Output Files

BACTpipe pipeline outputs several files in specific folders within the specified output directory (BACTpipe_results is the default output directory).

Output folders

  • fastp
  • shovill (optional)
  • kraken2 (optional)
  • prokka
  • multiqc

Description of file outputs

The following table provides a description of the most relevant files in each folder mentioned above.

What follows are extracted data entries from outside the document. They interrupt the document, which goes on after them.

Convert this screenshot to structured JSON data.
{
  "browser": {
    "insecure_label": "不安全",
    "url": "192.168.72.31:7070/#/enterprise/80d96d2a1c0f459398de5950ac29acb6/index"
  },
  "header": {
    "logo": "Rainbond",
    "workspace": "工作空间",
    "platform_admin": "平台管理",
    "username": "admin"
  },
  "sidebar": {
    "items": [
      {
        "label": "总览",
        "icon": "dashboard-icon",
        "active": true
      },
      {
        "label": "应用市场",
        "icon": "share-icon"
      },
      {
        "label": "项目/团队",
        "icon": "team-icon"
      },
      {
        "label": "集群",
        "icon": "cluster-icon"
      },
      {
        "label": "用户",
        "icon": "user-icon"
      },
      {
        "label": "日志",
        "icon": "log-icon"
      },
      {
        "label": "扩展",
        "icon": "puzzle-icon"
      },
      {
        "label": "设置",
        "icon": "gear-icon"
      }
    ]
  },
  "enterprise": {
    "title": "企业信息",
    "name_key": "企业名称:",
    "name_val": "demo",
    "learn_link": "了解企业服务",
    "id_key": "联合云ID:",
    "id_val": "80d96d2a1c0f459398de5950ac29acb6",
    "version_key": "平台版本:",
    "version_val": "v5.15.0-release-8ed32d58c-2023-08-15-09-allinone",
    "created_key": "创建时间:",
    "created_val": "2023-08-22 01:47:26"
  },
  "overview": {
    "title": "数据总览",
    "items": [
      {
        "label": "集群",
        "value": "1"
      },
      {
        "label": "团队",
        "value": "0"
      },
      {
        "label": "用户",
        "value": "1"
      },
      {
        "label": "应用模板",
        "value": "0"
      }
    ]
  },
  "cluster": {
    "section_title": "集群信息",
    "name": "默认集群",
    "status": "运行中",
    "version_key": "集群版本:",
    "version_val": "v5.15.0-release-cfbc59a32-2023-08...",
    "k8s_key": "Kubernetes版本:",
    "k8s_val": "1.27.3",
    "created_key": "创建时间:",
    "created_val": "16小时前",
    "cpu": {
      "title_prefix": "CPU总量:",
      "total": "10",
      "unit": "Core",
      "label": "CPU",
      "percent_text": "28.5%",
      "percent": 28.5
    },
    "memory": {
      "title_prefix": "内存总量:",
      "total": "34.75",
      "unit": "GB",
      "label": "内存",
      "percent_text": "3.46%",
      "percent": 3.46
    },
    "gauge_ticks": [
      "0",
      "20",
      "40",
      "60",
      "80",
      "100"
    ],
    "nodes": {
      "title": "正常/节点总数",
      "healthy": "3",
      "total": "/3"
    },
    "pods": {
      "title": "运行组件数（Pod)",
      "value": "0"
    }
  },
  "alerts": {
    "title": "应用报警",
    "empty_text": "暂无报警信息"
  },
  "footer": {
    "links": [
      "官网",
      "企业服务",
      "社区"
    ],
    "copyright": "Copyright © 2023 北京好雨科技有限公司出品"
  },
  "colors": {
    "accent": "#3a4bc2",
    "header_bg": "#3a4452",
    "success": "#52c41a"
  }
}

Output Folder File output File Description
fastp
  • *.fastp.fq.gz (optional)
  • *fastp.json
  • Trimmed reads for each sample (For R1 and R2 respectively)
  • Quality trimming statistics
kraken2
  • *.kreport
  • *.classification.txt
  • Kraken2 report
  • Genus, species, and Gram stain classification
shovill
  • *_shovill (optional)
  • *.assembly_stats.txt
  • Shovill output directory containing *.fa, *.fasta, *.fastg, *.gfa, *.hist, *.log, *.changes, and *.tab files
  • Summary of assembly statistics
prokka
  • *.gff
  • *.gbk
  • *.fna
  • *.faa
  • *.ffn
  • *.txt
  • Annotation in GFF3 format, containing both sequences and annotations
  • Standard Genbank file
  • Nucleotide FASTA file of the input contig sequences
  • Protein FASTA file of the translated CDS sequences
  • Nucleotide FASTA file of all the prediction transcripts (CDS, rRNA, tRNA, tmRNA, misc_RNA)
  • Statistics relating to the annotated features found
multiqc
  • multiqc-report.html
  • Summary report of statistics generated by prokka and fastp tools

In addition to the files listed in the table above, Nextflow also produces two report files in the main run folder after the pipeline is finished. They are called BACTpipe_report.html and BACTpipe_timeline.html. The reports shows a summary of overall execution time, resource usage, and all executed tasks and their respective run time metrics. Lastly, Nextflow produces a work directory containing all intermediate files and logs produced in the process. This folder can be removed once the process has completed.